By Sunday, Aug. 2, 2015, the inferno had grown to 54,000 acres and was still burning out of control, with more than 2,700 firefighters, 254 engine companies, 58 bulldozers, 38 water tenders and 59 hand crews fighting the flames from the ground while it was attacked from the air by four air tankers and 19 helicopters.
Two dozen houses were now destroyed and another 6,300 were threatened and more that 12,000 residents were under mandatory evacuation orders, an unprecedented number up to that time for Lake County.
The 7 p.m Sunday report from CalFire stated, “The fire activity has grown dramatically and firefighters are aggressively working to stop the progression. The terrain is steep and rugged with limited access, fuels are at critical levels and there is little to no fire history in the area.”
Spring Valley evacuated
About 6 p.m. Sunday, mandatory evacuation orders, from the Lake County Sheriff’s Office, expanded greatly to include the nearly 900 residents of Spring Valley and dozens more along Ogulin Canyon Road in Clearlake.
It was déjà vu for Spring Valley residents, who still had strong memories of the Wye-Walker Fire in 2012 and the emergency evacuation that was ordered then only after the fire was already spreading up New Long Valley Road, the only paved road in and out of the community.
In that evacuation, many residents were escorted out by CHP units as flames were in brush and trees on both sides of New Long Valley Road and burning logs rolled down the hillside across the road, in front of and behind escaping vehicles.
At a public meeting on Aug. 2, 2015, in Lower Lake, Scott Lindgren, CalFire’s incident commander for the Rocky Fire, talked about how unique the blaze was compared to other wildland fires, calling it, “Unprecedented fire behavior” that made it difficult to predict how it would act in the future.
Explained Cal Fire Public Information Officer Captain Joe Fletcher from Napa, “The fuel is so much drier now and the wind is always the biggest factor. It’s much more erratic and it moves much quicker.”
Fletcher also said it was “very unusual” for a fire to have three branches as did the Rocky Fire.
Additional firefighting resources continued to stream in, including a contingent of the California Air National Guard and several of its C-130 and DC-10 air tankers that dropped fire retardant just ahead of the blaze.
In his assessment last September of Rocky, CalFire’s Bertelli said the blaze did not behave like a typical wildland fire.
“When the sun goes down in Lake County, fires generally settle down,” Bertelli said. “This one did not.”
He added, “…when the sun went down, the fire got really aggressive. The brush was so dry and so thick, it generated so much energy that it burned like a tree fire. The situation escalated quicker than we normally see.”
On Monday, Aug. 3, 2015, the fire jumped Hwy. 20 near Walker Ridge Road and was headed towards Spring Valley.
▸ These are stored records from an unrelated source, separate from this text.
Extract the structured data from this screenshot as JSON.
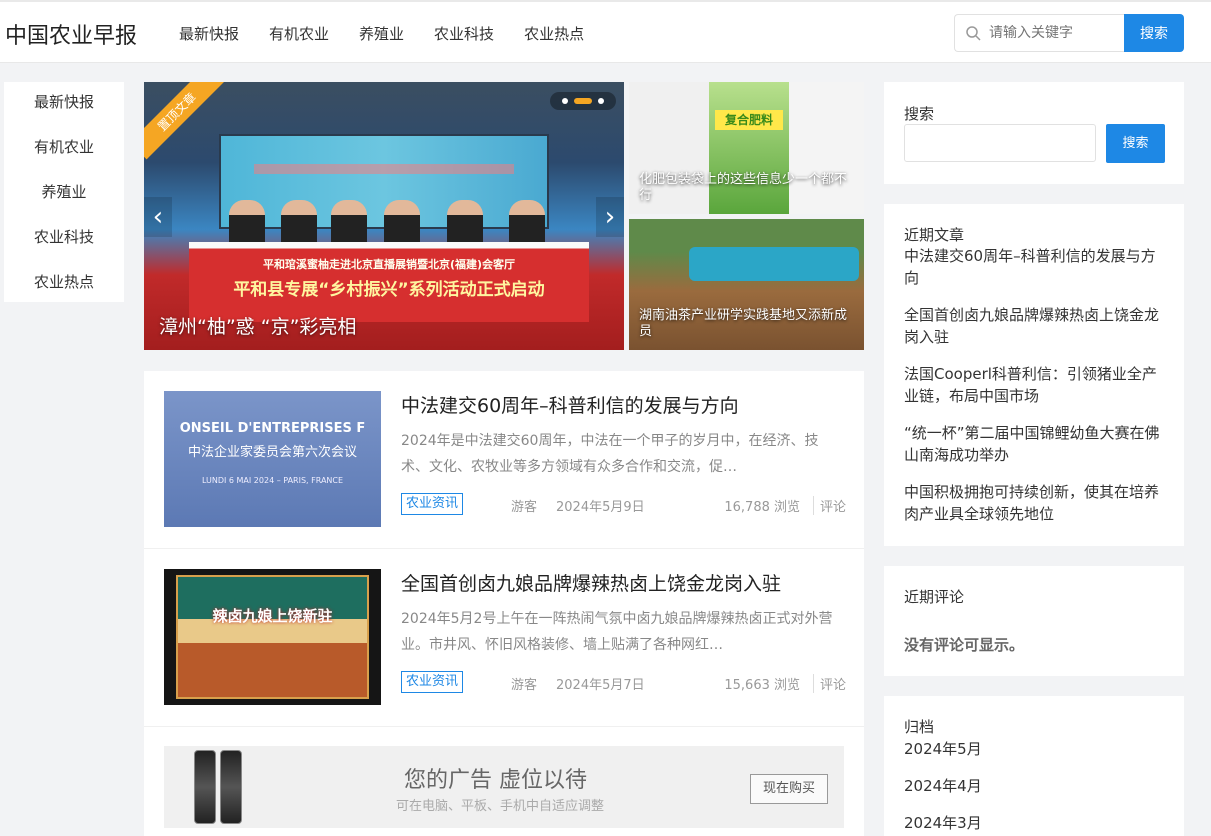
{
  "site": {
    "title": "中国农业早报"
  },
  "nav": [
    "最新快报",
    "有机农业",
    "养殖业",
    "农业科技",
    "农业热点"
  ],
  "header_search": {
    "placeholder": "请输入关键字",
    "button": "搜索"
  },
  "left_nav": [
    "最新快报",
    "有机农业",
    "养殖业",
    "农业科技",
    "农业热点"
  ],
  "slider": {
    "corner_label": "置顶文章",
    "caption": "漳州“柚”惑 “京”彩亮相",
    "screen_banner_line1": "平和琯溪蜜柚走进北京直播展销暨北京(福建)会客厅",
    "screen_banner_line2": "平和县专展“乡村振兴”系列活动正式启动",
    "prev": "‹",
    "next": "›"
  },
  "tiles": [
    {
      "caption": "化肥包装袋上的这些信息少一个都不行",
      "bag_label": "复合肥料"
    },
    {
      "caption": "湖南油茶产业研学实践基地又添新成员"
    }
  ],
  "articles": [
    {
      "title": "中法建交60周年–科普利信的发展与方向",
      "desc": "2024年是中法建交60周年，中法在一个甲子的岁月中，在经济、技术、文化、农牧业等多方领域有众多合作和交流，促…",
      "tag": "农业资讯",
      "author": "游客",
      "date": "2024年5月9日",
      "views": "16,788 浏览",
      "comments": "评论",
      "thumb_lines": [
        "ONSEIL D'ENTREPRISES F",
        "中法企业家委员会第六次会议",
        "LUNDI 6 MAI 2024 – PARIS, FRANCE"
      ]
    },
    {
      "title": "全国首创卤九娘品牌爆辣热卤上饶金龙岗入驻",
      "desc": "2024年5月2号上午在一阵热闹气氛中卤九娘品牌爆辣热卤正式对外营业。市井风、怀旧风格装修、墙上贴满了各种网红…",
      "tag": "农业资讯",
      "author": "游客",
      "date": "2024年5月7日",
      "views": "15,663 浏览",
      "comments": "评论",
      "thumb_lines": [
        "辣卤九娘上饶新驻"
      ]
    }
  ],
  "ad": {
    "title": "您的广告 虚位以待",
    "subtitle": "可在电脑、平板、手机中自适应调整",
    "button": "现在购买"
  },
  "sidebar": {
    "search": {
      "title": "搜索",
      "button": "搜索"
    },
    "recent": {
      "title": "近期文章",
      "items": [
        "中法建交60周年–科普利信的发展与方向",
        "全国首创卤九娘品牌爆辣热卤上饶金龙岗入驻",
        "法国Cooperl科普利信：引领猪业全产业链，布局中国市场",
        "“统一杯”第二届中国锦鲤幼鱼大赛在佛山南海成功举办",
        "中国积极拥抱可持续创新，使其在培养肉产业具全球领先地位"
      ]
    },
    "comments": {
      "title": "近期评论",
      "empty": "没有评论可显示。"
    },
    "archive": {
      "title": "归档",
      "items": [
        "2024年5月",
        "2024年4月",
        "2024年3月"
      ]
    }
  },
  "colors": {
    "accent": "#1e88e5",
    "corner": "#f5a623"
  }
}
It was finally stopped several miles from the community, mainly with air drops of fire retardant and a fire break built on a nearby ridge by two bulldozers.
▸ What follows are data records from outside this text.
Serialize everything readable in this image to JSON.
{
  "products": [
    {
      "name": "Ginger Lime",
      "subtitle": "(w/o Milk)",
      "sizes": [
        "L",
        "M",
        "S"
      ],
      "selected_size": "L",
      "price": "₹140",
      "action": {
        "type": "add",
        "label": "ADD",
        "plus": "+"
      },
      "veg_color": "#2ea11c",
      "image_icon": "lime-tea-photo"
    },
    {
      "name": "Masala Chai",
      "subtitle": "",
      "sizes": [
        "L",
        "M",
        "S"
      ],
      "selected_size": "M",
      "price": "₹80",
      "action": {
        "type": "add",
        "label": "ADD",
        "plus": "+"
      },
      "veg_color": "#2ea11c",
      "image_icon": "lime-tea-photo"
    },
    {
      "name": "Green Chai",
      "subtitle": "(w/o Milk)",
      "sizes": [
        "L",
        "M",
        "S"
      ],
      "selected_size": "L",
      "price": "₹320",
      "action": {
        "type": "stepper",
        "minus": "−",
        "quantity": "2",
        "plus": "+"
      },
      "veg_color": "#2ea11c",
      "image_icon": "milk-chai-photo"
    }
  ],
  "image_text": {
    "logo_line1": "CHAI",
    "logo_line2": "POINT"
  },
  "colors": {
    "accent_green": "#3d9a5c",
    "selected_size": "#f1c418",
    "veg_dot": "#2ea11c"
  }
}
Many of the circumstances about the fire and the time leading up to it remain unclear.
However, on Aug. 19, 2015, CalFire officials said the fire was caused by a faulty gas water heater in an outbuilding where flammable liquids were stored.
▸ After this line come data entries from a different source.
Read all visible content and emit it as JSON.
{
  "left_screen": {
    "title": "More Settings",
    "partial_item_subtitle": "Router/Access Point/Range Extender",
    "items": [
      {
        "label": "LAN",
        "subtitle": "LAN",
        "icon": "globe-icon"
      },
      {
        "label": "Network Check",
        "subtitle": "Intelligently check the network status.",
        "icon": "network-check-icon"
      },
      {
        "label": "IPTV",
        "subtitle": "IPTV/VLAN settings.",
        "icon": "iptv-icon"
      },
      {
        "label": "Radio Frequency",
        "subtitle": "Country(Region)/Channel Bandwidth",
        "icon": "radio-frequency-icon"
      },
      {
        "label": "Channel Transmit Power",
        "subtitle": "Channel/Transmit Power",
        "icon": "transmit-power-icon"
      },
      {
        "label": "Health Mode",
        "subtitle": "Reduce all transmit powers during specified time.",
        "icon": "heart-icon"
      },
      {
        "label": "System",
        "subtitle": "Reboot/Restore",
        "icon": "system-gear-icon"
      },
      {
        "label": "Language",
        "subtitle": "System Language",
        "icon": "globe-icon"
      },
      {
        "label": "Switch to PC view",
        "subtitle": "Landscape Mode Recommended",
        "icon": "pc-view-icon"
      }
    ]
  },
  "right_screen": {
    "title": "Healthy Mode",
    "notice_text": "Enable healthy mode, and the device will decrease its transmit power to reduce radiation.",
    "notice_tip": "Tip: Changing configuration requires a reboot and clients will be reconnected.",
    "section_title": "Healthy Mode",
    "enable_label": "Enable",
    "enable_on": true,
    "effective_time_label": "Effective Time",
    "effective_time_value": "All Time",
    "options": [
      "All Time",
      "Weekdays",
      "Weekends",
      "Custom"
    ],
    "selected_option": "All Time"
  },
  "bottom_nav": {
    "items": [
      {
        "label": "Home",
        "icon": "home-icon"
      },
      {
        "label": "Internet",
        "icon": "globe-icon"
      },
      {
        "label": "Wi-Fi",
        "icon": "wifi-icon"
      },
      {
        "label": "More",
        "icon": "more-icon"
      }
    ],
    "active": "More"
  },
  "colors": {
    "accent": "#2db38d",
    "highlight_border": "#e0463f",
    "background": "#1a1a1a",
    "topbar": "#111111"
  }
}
The fire then spread from the structure off Morgan Valley Road to surrounding vegetation. CalFire officials said it was not clear how the water heater actually caused the blaze.
In the week of Aug. 2, 2015, fire crews finally began to get the fire under control as containment lines grew each day. The Rocky Fire was officially contained on Aug. 14, 2015, after threatening 7,500 houses and forcing 13,000 people to evacuate, according to CalFire.
Many lessons were learned during the Rocky Fire, Chief Bertelli said, but the most important didn’t involve equipment, techniques or strategies but rather the interaction of firefighters.
“The support we give each other is what’s most important.”